International RescueBMJ 2018; 361 doi: https://doi.org/10.1136/bmj.k2543 (Published 13 June 2018) Cite this as: BMJ 2018;361:k2543
- James Buchan, senior visiting fellow,
- Anita Charlesworth, director of research and economics
The rapid agreement by the UK government to a review of the visa regime for international doctors is a rare glimmer of common sense in a matter that has been more usually characterised by national policy incoherence. What remains of concern is that it required a media campaign (bmj.com/scrap-the-cap) to achieve a response from government, and that the underlying problems of the UK approach to international recruitment of health professionals remain to be acknowledged and tackled.
These problems owe much to a debilitating mix of conflicting policy goals and inadequate national health workforce planning and funding. This has led to a long term “stop-go” approach to international recruitment of doctors and other health professionals, which has often been misaligned with domestic health workforce and immigration policies.
Ten years ago, the UK Parliament Health Committee report on NHS workforce planning concluded that there had been a “disastrous failure” of planning, in part because of a “clear lack of alignment” between domestic training and active international recruitment. It recommended that the Department of Health “needs to work more effectively with other departments, notably the Home Office, to ensure that international recruitment is fair and consistent.”1
Since 2007, little appears to have changed—except NHS funding is tighter, and staff shortages are now more pronounced. While there have been glib statements about the UK achieving “self sufficiency” in doctors and nurses, if this means ending reliance on international recruits then it is unlikely happen in the foreseeable future, given current high vacancy rates, the ageing of the NHS domestic workforce, and retention indicators showing no substantial improvement.2 For example, despite government announcements on expanding primary care and staffing growth targets, the numbers of GPs working for the NHS in England has fallen from 34 025 in September 2015 to 32 748 in March 2018. An international recruitment drive is struggling to fill the gap.
The backdrop to policy is that the UK continues to be heavily reliant on international doctors. Data published by the Organisation for Economic Cooperation and Development3 (OECD) show that 28% of UK based doctors were trained internationally, which sits comfortably in the cluster of high income, English speaking countries of Australia, Canada, Ireland, New Zealand, and the USA, all of which are in the 24-41% range of dependency on internationally trained doctors. Data on annual inflow, also provided by the OECD, show the UK, with 5649 doctors reported inbound in 2016, is the second highest OECD destination country for international doctors, beaten only by the much larger USA.
A more detailed consideration of data related only to the NHS in England exposes the vulnerability of the NHS to changes in flows of international doctors and the extent to which this reliance has switched in recent years to doctors moving from the EU.
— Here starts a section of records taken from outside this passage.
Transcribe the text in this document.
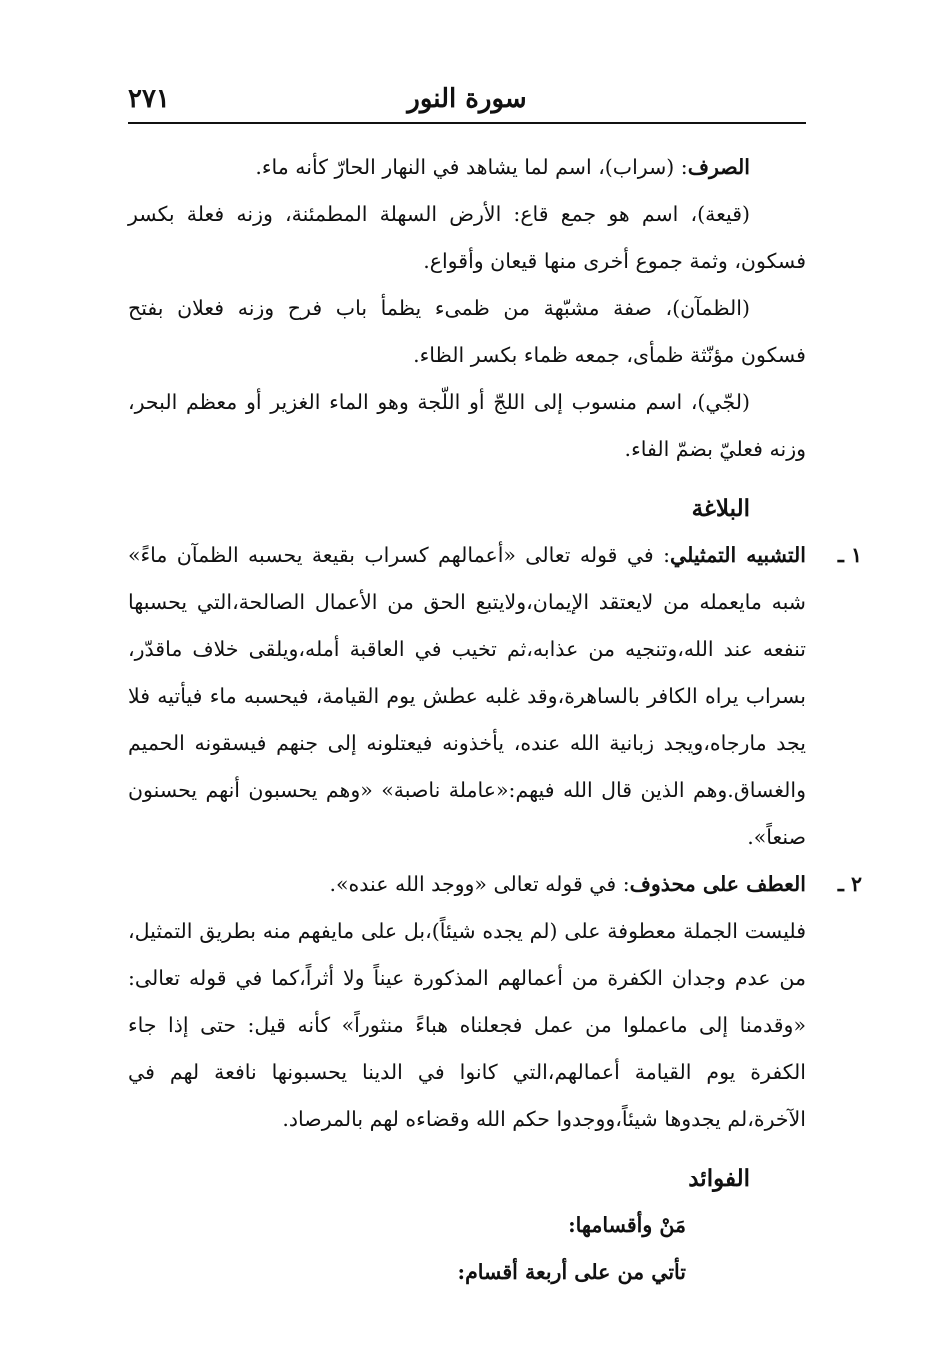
سورة النور
٢٧١

الصرف: (سراب)، اسم لما يشاهد في النهار الحارّ كأنه ماء.

(قيعة)، اسم هو جمع قاع: الأرض السهلة المطمئنة، وزنه فعلة بكسر فسكون، وثمة جموع أخرى منها قيعان وأقواع.

(الظمآن)، صفة مشبّهة من ظمىء يظمأ باب فرح وزنه فعلان بفتح فسكون مؤنّثة ظمأى، جمعه ظماء بكسر الظاء.

(لجّي)، اسم منسوب إلى اللجّ أو اللّجة وهو الماء الغزير أو معظم البحر، وزنه فعليّ بضمّ الفاء.

البلاغة

١ ـالتشبيه التمثيلي: في قوله تعالى «أعمالهم كسراب بقيعة يحسبه الظمآن ماءً» شبه مايعمله من لايعتقد الإيمان،ولايتبع الحق من الأعمال الصالحة،التي يحسبها تنفعه عند الله،وتنجيه من عذابه،ثم تخيب في العاقبة أمله،ويلقى خلاف ماقدّر، بسراب يراه الكافر بالساهرة،وقد غلبه عطش يوم القيامة، فيحسبه ماء فيأتيه فلا يجد مارجاه،ويجد زبانية الله عنده، يأخذونه فيعتلونه إلى جنهم فيسقونه الحميم والغساق.وهم الذين قال الله فيهم:«عاملة ناصبة» «وهم يحسبون أنهم يحسنون صنعاً».

٢ ـالعطف على محذوف: في قوله تعالى «ووجد الله عنده».

فليست الجملة معطوفة على (لم يجده شيئاً)،بل على مايفهم منه بطريق التمثيل، من عدم وجدان الكفرة من أعمالهم المذكورة عيناً ولا أثراً،كما في قوله تعالى: «وقدمنا إلى ماعملوا من عمل فجعلناه هباءً منثوراً» كأنه قيل: حتى إذا جاء الكفرة يوم القيامة أعمالهم،التي كانوا في الدينا يحسبونها نافعة لهم في الآخرة،لم يجدوها شيئاً،ووجدوا حكم الله وقضاءه لهم بالمرصاد.

الفوائد

مَنْ وأقسامها:

تأتي من على أربعة أقسام:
NHS England data show that only two thirds of hospital doctors gained their primary medical qualification in the UK (64%), while 20% of doctors qualified in Asia, 6% in Africa, and 9% in another EU country.4
Compared with 2009, however, there is now less reliance on Indian doctors and reductions in doctors from other non-EU countries such as Iran, South Africa, Syria, Zambia, and Zimbabwe. By contrast, the number of doctors from EU countries such as Greece, Ireland, and Romania has increased significantly.4
In short, when compared with other Anglophone OECD countries, the UK is not unusual in its level of reliance on international doctors. Where it does stand out is in its current high level of numerical inflow of doctors, notably from EU countries, combined with its hardening stance on immigration. This makes it vulnerable to Brexit related volatility in health labour markets, while not having the option to easily “switch” back to non-EU immigration pathways because of the tough visa regime.
It is too early to be certain how Brexit will influence flows of health professionals to and from the UK, but it is likely to amplify the focus on international recruitment from non-EU countries. An unintended consequence of the pro Brexit vote is that it may force the NHS to try to replace German doctors with Indian doctors, and Spanish nurses with those from the Philippines.
The simple truth is that there is no overall government policy, published plan, or immediate likelihood of UK self sufficiency in doctors or nurses. What we need is a joined up and strategic approach to the international recruitment of health professionals, involving government health departments, the Home Office, regulators, and employers, which is embedded in overall national health workforce planning.